How to keep Windows relevant
The Technologizer has compiled answers to the question, “What does Microsoft have to do to keep Windows relevant?” A bunch of journalists, technologists, and former Microsoft employees provides their answers. Here is Robert Scoble’s:
1. Far better understanding that our computing devices play different roles. I’d love to click a button on the bottom and have my computer switch between an entertainment mode (like Media Center) to a work mode (with Outlook/Gmail/Spreadsheets up) to a collaboration mode (working with Google Wave or Zoho, etc). Right now switching between these various modes is very difficult.
2. I want everything I touch to be socialized. Why doesn’t Outlook know anything about Facebook? Why don’t my photos automatically get pushed to Flickr? Why don’t I have a news app on my desktop that brings in Tweets from Twitter? Why aren’t notifications built into the system at a deep level?
3. We are collecting digital crap like photos, videos, and documents at a dizzying rate. But how do you organize it better? Or, worse yet, once you get it organized into folders etc how do you back it up? Remember, my HD video files are many gigabytes and pushing them around is difficult, not to mention that I lose track of which hard drive has which files and there isn’t an easy way to upload some of these megafiles to online storage.

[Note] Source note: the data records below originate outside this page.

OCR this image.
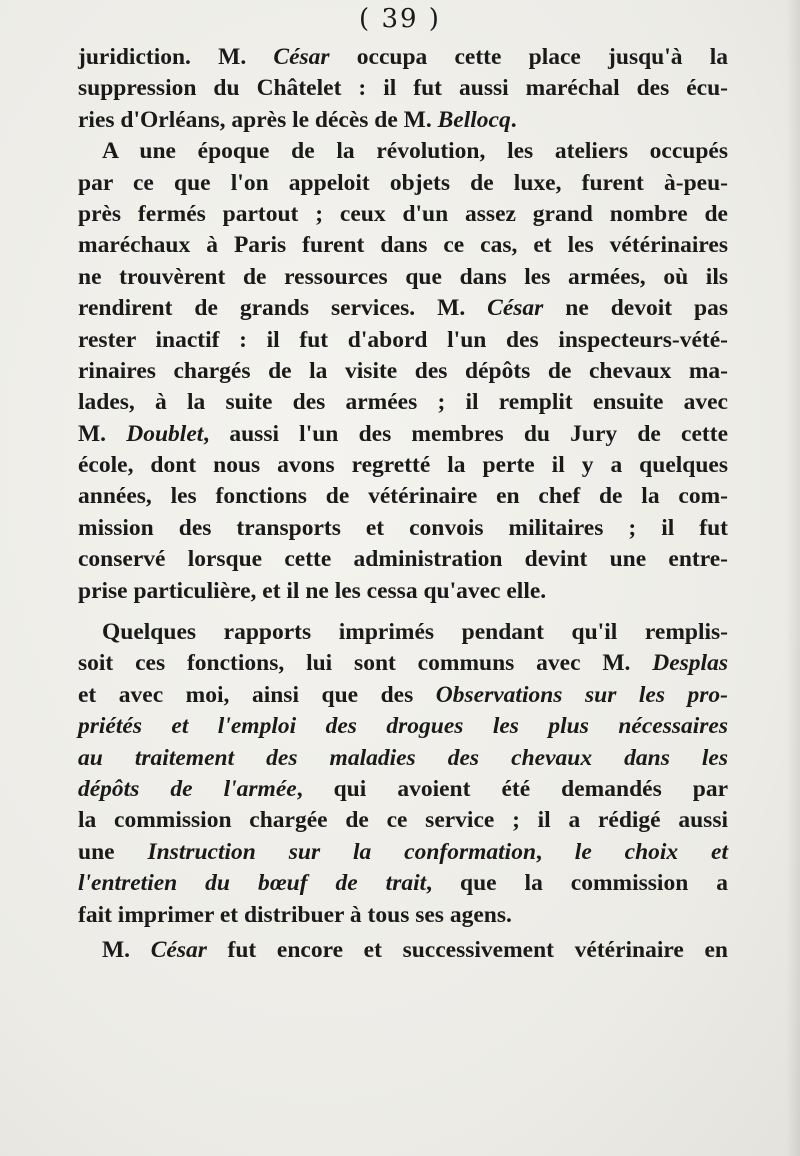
( 39 )
juridiction. M. César occupa cette place jusqu'à la
suppression du Châtelet : il fut aussi maréchal des écu-
ries d'Orléans, après le décès de M. Bellocq.
A une époque de la révolution, les ateliers occupés
par ce que l'on appeloit objets de luxe, furent à-peu-
près fermés partout ; ceux d'un assez grand nombre de
maréchaux à Paris furent dans ce cas, et les vétérinaires
ne trouvèrent de ressources que dans les armées, où ils
rendirent de grands services. M. César ne devoit pas
rester inactif : il fut d'abord l'un des inspecteurs-vété-
rinaires chargés de la visite des dépôts de chevaux ma-
lades, à la suite des armées ; il remplit ensuite avec
M. Doublet, aussi l'un des membres du Jury de cette
école, dont nous avons regretté la perte il y a quelques
années, les fonctions de vétérinaire en chef de la com-
mission des transports et convois militaires ; il fut
conservé lorsque cette administration devint une entre-
prise particulière, et il ne les cessa qu'avec elle.
Quelques rapports imprimés pendant qu'il remplis-
soit ces fonctions, lui sont communs avec M. Desplas
et avec moi, ainsi que des Observations sur les pro-
priétés et l'emploi des drogues les plus nécessaires
au traitement des maladies des chevaux dans les
dépôts de l'armée, qui avoient été demandés par
la commission chargée de ce service ; il a rédigé aussi
une Instruction sur la conformation, le choix et
l'entretien du bœuf de trait, que la commission a
fait imprimer et distribuer à tous ses agens.
M. César fut encore et successivement vétérinaire en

4. Cross-device working is pretty difficult. I’m going to have computers in my car, in my pocket, on my coffee table, and hooked up to my TV soon. Moving back and forth between all of these different screens isn’t easy, and if it’s doable each screen isn’t used appropriately in many cases (fonts don’t switch to bigger sizes for TV playing, and documents don’t get simpler for small screen viewing the way they should in all cases). Why can’t my Xbox be a Windows 7 PC and vice versa?
5. Why can’t my Xbox be a Windows 7 PC and vice versa? Does the world really need separate devices for all these features?
6. The world is moving to touch screens, yet the UI in Windows is still pretty heavily mouse-centric.